Automatic question generation is an important technique that can improve the training of question answering, help chatbots to start or continue a conversation with humans, and provide assessment materials for educational purposes. Existing neural question generation models are not sufficient mainly due to their inability to properly model the process of how each word in the question is selected, i.e., whether repeating the given passage or being generated from a vocabulary.
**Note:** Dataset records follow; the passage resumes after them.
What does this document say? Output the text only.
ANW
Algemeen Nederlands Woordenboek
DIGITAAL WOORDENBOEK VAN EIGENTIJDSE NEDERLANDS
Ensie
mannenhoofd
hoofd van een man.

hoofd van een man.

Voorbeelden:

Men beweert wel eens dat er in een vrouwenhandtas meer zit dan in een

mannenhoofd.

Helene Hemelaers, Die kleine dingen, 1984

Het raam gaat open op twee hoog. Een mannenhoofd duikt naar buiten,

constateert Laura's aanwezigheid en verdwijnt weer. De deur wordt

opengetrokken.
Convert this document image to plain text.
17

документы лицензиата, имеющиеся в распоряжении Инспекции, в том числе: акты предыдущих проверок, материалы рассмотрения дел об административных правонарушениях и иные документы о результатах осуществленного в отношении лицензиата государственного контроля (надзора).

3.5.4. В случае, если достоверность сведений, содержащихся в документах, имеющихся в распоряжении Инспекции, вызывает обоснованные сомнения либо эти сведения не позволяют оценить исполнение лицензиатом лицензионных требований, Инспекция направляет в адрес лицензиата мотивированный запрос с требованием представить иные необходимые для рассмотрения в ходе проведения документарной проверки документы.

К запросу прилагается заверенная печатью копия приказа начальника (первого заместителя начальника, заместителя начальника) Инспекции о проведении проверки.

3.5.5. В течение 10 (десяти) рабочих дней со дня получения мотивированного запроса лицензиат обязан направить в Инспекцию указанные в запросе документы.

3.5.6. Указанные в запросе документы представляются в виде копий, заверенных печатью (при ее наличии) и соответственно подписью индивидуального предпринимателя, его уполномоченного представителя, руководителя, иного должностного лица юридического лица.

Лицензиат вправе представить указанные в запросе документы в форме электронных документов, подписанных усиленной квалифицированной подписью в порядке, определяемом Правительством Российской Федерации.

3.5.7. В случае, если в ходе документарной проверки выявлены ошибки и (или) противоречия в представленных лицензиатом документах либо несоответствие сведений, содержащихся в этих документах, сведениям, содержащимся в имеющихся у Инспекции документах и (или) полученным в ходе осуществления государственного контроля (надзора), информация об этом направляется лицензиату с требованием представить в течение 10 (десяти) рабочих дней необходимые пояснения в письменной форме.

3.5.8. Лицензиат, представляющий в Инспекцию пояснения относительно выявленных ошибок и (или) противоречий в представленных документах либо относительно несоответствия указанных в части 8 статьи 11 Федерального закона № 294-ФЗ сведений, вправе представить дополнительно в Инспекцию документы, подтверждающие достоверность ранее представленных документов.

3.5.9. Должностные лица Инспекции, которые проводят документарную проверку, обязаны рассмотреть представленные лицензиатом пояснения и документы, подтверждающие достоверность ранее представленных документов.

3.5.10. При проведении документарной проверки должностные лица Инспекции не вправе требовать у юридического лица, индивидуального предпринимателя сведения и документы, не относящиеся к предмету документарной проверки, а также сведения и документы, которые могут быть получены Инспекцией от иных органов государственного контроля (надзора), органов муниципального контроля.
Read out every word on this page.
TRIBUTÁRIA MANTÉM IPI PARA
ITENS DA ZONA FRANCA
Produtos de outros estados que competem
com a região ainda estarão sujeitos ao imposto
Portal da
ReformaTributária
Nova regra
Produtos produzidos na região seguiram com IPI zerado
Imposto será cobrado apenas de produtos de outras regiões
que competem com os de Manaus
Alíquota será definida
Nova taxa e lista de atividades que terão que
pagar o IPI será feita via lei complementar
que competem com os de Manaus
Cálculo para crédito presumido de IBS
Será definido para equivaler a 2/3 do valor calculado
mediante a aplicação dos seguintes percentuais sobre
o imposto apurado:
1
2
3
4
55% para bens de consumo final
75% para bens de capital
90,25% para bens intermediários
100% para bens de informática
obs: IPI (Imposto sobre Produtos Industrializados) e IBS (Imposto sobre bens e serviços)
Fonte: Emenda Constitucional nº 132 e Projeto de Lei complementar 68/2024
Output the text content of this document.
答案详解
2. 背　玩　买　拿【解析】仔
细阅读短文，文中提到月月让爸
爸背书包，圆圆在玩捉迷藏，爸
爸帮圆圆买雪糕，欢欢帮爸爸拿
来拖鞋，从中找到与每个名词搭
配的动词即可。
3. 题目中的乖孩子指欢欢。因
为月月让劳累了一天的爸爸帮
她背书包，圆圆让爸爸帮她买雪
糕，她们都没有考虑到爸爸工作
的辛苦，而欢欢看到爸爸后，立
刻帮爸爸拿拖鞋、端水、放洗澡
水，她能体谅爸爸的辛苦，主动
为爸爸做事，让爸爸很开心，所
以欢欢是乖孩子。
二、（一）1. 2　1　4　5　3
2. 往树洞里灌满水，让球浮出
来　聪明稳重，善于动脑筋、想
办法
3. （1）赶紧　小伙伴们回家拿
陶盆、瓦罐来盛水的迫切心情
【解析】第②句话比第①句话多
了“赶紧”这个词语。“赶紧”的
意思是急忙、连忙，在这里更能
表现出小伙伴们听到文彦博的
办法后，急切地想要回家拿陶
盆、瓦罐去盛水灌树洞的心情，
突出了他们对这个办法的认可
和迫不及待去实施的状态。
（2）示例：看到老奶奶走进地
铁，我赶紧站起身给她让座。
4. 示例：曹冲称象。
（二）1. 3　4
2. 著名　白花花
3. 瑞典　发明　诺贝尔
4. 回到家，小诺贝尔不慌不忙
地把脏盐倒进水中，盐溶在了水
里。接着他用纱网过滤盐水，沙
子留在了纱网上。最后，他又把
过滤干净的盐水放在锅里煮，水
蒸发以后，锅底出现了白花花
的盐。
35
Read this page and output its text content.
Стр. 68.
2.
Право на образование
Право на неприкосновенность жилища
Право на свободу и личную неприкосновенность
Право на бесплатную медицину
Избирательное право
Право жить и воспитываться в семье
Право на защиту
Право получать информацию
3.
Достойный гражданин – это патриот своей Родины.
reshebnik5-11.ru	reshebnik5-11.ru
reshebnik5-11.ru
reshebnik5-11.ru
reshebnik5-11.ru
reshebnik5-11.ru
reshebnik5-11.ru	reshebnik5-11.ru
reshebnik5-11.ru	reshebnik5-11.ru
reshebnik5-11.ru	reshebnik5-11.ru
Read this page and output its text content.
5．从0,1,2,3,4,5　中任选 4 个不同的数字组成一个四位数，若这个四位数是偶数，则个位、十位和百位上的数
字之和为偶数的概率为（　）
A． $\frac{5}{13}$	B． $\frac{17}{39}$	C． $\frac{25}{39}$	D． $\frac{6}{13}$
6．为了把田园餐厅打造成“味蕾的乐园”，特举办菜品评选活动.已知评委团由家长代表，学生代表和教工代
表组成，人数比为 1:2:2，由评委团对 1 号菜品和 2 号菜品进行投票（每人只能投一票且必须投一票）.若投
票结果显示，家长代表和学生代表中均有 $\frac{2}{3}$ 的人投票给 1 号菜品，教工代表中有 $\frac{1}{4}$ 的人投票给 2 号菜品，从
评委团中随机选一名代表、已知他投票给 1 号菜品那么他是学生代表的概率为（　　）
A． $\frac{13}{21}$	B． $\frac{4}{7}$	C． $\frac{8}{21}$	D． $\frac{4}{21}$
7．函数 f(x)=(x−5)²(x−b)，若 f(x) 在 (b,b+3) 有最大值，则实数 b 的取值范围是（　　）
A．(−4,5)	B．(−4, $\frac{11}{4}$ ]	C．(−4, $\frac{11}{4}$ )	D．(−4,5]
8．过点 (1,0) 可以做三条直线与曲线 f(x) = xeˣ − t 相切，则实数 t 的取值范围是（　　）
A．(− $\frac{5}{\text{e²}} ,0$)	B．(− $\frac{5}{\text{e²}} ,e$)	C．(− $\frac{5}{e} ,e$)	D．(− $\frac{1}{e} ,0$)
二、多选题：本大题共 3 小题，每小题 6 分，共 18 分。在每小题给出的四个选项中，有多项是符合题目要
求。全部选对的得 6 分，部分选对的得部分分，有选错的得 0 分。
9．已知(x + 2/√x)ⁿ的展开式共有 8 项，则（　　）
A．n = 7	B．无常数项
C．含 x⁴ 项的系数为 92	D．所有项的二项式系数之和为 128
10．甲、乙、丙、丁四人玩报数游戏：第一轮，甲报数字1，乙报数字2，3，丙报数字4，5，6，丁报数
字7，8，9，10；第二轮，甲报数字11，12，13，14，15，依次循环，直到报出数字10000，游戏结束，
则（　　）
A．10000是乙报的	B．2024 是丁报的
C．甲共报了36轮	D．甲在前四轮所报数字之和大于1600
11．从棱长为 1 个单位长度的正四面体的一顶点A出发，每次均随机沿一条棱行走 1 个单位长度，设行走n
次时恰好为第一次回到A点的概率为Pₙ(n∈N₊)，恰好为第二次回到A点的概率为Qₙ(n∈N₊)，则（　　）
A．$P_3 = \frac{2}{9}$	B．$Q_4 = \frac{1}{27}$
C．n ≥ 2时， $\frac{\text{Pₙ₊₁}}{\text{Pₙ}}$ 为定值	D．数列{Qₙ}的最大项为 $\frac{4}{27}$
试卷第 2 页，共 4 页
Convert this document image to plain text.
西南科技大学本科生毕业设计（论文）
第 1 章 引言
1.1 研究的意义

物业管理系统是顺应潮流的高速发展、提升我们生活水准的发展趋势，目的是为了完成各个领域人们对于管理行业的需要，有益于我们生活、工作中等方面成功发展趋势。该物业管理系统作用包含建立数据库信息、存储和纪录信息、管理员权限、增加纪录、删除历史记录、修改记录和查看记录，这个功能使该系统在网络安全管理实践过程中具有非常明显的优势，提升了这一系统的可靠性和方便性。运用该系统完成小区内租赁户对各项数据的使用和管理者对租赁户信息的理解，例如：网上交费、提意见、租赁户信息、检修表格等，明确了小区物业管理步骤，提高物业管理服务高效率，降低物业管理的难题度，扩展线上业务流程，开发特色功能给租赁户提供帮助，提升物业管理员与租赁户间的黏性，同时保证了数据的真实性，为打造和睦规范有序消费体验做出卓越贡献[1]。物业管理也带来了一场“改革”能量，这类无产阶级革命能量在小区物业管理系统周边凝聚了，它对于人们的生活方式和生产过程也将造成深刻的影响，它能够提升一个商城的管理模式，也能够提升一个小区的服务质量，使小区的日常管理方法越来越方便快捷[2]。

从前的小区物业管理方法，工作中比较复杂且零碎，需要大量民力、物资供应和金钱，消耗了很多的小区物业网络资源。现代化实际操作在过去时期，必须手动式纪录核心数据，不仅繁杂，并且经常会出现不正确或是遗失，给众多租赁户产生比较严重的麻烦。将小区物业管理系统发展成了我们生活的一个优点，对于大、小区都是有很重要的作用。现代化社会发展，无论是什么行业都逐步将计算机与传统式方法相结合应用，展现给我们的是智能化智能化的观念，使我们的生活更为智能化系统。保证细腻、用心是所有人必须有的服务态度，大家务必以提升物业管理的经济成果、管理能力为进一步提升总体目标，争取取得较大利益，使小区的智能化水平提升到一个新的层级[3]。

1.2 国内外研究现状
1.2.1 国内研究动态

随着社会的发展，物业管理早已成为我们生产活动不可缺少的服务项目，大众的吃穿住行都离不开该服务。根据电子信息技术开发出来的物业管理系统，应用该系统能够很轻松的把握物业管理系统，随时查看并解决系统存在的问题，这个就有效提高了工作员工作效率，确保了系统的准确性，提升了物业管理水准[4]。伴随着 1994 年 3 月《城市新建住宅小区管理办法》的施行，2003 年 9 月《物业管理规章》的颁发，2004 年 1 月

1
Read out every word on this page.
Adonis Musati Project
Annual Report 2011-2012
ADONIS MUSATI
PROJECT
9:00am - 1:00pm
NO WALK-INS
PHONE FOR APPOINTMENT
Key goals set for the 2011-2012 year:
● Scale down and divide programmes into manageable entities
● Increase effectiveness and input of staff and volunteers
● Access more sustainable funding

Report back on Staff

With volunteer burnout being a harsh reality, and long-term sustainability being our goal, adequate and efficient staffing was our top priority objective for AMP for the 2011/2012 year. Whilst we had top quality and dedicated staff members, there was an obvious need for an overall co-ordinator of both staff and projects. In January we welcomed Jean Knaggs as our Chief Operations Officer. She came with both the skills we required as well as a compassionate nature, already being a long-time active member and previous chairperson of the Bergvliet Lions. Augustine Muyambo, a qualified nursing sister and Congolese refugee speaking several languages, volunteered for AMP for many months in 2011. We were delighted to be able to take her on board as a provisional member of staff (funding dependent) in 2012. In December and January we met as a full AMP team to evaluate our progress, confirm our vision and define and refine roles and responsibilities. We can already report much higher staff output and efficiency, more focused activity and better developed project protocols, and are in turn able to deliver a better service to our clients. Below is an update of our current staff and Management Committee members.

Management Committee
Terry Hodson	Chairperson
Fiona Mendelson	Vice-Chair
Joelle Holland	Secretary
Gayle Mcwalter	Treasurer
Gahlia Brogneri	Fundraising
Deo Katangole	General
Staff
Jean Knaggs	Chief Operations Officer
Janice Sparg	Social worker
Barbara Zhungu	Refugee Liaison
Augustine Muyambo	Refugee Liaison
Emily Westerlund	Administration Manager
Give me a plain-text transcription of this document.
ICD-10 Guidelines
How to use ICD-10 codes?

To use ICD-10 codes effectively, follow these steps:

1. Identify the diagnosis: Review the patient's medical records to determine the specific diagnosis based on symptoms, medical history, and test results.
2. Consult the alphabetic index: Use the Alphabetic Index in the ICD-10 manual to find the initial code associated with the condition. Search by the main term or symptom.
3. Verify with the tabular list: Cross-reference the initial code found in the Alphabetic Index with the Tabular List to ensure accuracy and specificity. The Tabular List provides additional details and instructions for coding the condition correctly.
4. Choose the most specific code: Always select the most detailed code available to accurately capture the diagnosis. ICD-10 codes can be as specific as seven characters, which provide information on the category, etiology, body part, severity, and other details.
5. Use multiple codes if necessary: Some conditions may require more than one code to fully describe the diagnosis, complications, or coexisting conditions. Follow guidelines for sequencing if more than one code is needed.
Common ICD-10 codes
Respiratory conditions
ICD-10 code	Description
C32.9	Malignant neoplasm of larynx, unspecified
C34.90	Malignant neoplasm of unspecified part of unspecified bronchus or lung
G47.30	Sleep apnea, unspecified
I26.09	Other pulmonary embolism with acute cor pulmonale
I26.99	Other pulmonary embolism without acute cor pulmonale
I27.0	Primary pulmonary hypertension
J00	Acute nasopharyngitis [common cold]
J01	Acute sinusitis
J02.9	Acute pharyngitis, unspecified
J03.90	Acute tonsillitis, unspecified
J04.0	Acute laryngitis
In this paper, we propose our Clue Guided Copy Network for Question Generation (CGC-QG), which is a sequence-to-sequence generative model with copying mechanism, yet employing a variety of novel components and techniques to boost the performance of question generation. In CGC-QG, we design a multi-task labeling strategy to identify whether a question word should be copied from the input passage or be generated instead, guiding the model to learn the accurate boundaries between copying and generation. Furthermore, our input passage encoder takes as input, among a diverse range of other features, the prediction made by a clue word predictor, which helps identify whether each word in the input passage is a potential clue to be copied into the target question. The clue word predictor is designed based on a novel application of Graph Convolutional Networks onto a syntactic dependency tree representation of each passage, thus being able to predict clue words only based on their context in the passage and their relative positions to the answer in the tree. We jointly train the clue prediction as well as question generation with multi-task learning and a number of practical strategies to reduce the complexity. Extensive evaluations show that our model significantly improves the performance of question generation and out-performs all previous state-of-the-art neural question generation models by a substantial margin.